A second viewing also allowed me to reflect a little bit on the progression of the film. It begins with Summer and Tom well after they'd broken up (Summer is in fact married at this point). You begin to realize that many of the scenes that Tom remembers throughout the film are from that last day of their relationship. Thank goodness Zooey's costumes are so distinctive, otherwise this would have been very confusing. Of course, that last day of their relationship is when they go to see The Graduate, and where Summer cries at the end. So...why is she crying at the end? It's hard to tell for sure, but I have a few theories.
1. Summer is unhappy with Tom. She's not paying any attention to the film and knows that in a few short hours their non-relationship will end. And she's sad and scared about what she has to do: break his heart.
2. Summer sees herself as Elaine, and Elaine's choice as a tragic mistake. In case you're unaware, let me ruin it for you: Mike Nichols ends The Graduate with Ben stealing Elaine away from her own wedding. They dash out and hop on the first bus they see. And, famously, Nichols keeps shooting the actors in the back of that bus till the film runs out. Perhaps since they weren't expecting to be on film that long and had no direction of how to act, Elaine and Ben's smiles and laughs turn into pursed lips, silences, and stares off into the distance. I go back and forth about this scene, hating it because it's supposed to be so deep and real, and loving it because, you know, it's so deep and real - euphoria fades, rash decisions are regretted, conversation runs out. Mark Webb chooses to focus on a moment of this scene where Elaine's smile fades first, while Ben continues to grin about his triumph. And maybe Summer does see this as Elaine running off with a lesser evil...someone who's OK, but who she's not actually in love with...and that resonates with her own situation.
3. Summer is really wrapped up in the movie and her crying has nothing to do with Tom.

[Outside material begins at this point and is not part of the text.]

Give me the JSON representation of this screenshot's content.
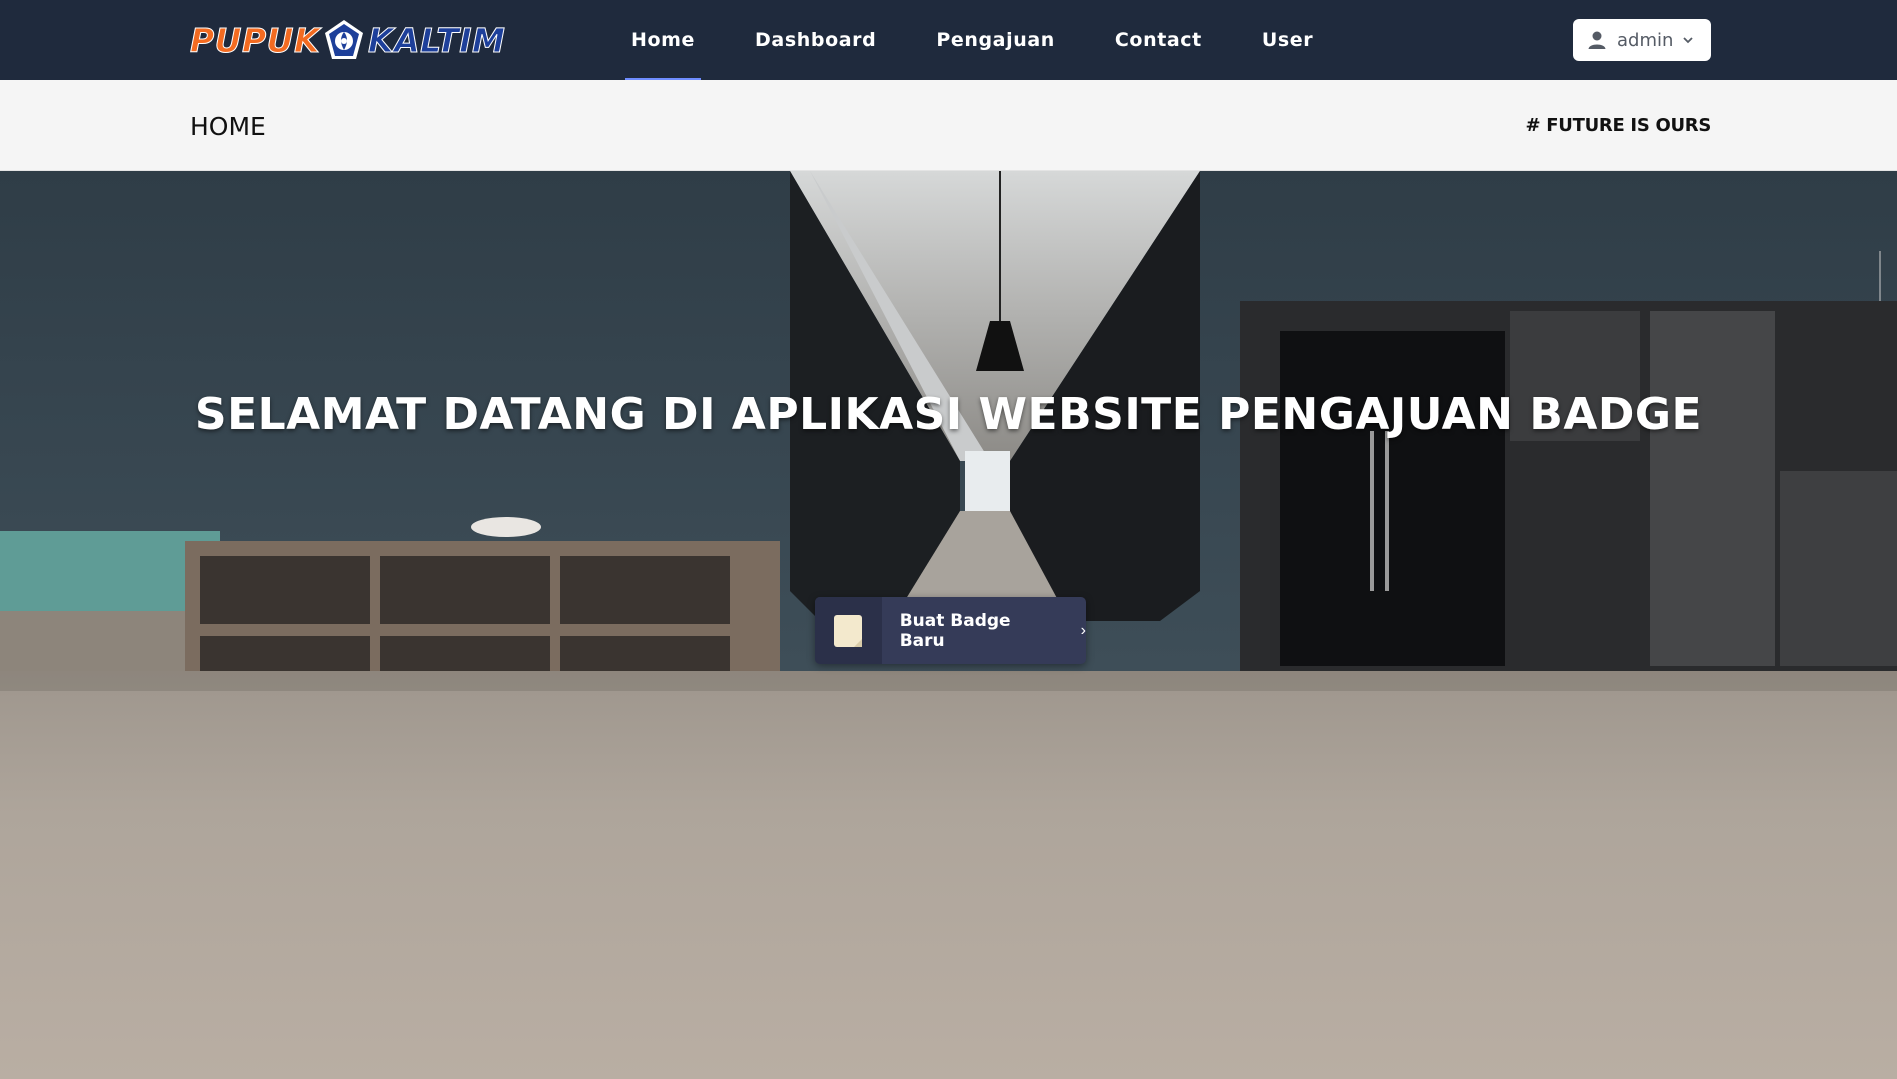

Was Elaine pregnant? Did she and Ben really even know each other that well? Where were they going to go? He slept with her mother! Gah! That's enough life and responsibility to make me cry. And maybe this is the most reasonable explanation for her desperate reaction. The Graduate is an unnerving movie for a directionless 20-somethings. And, as we see in many instances, although Summer cares for Tom, he's not the focus of her thoughts and energies. She does things that she wants to do and doesn't reflect much on Tom or his feelings. Thus, after the movie when she's trying to politely escape and he endearingly presses her to continue hanging out, she reaches her breaking point - he expects them to spend the whole day together, she just wants to do her own thing.
So...do any of these sound reasonable?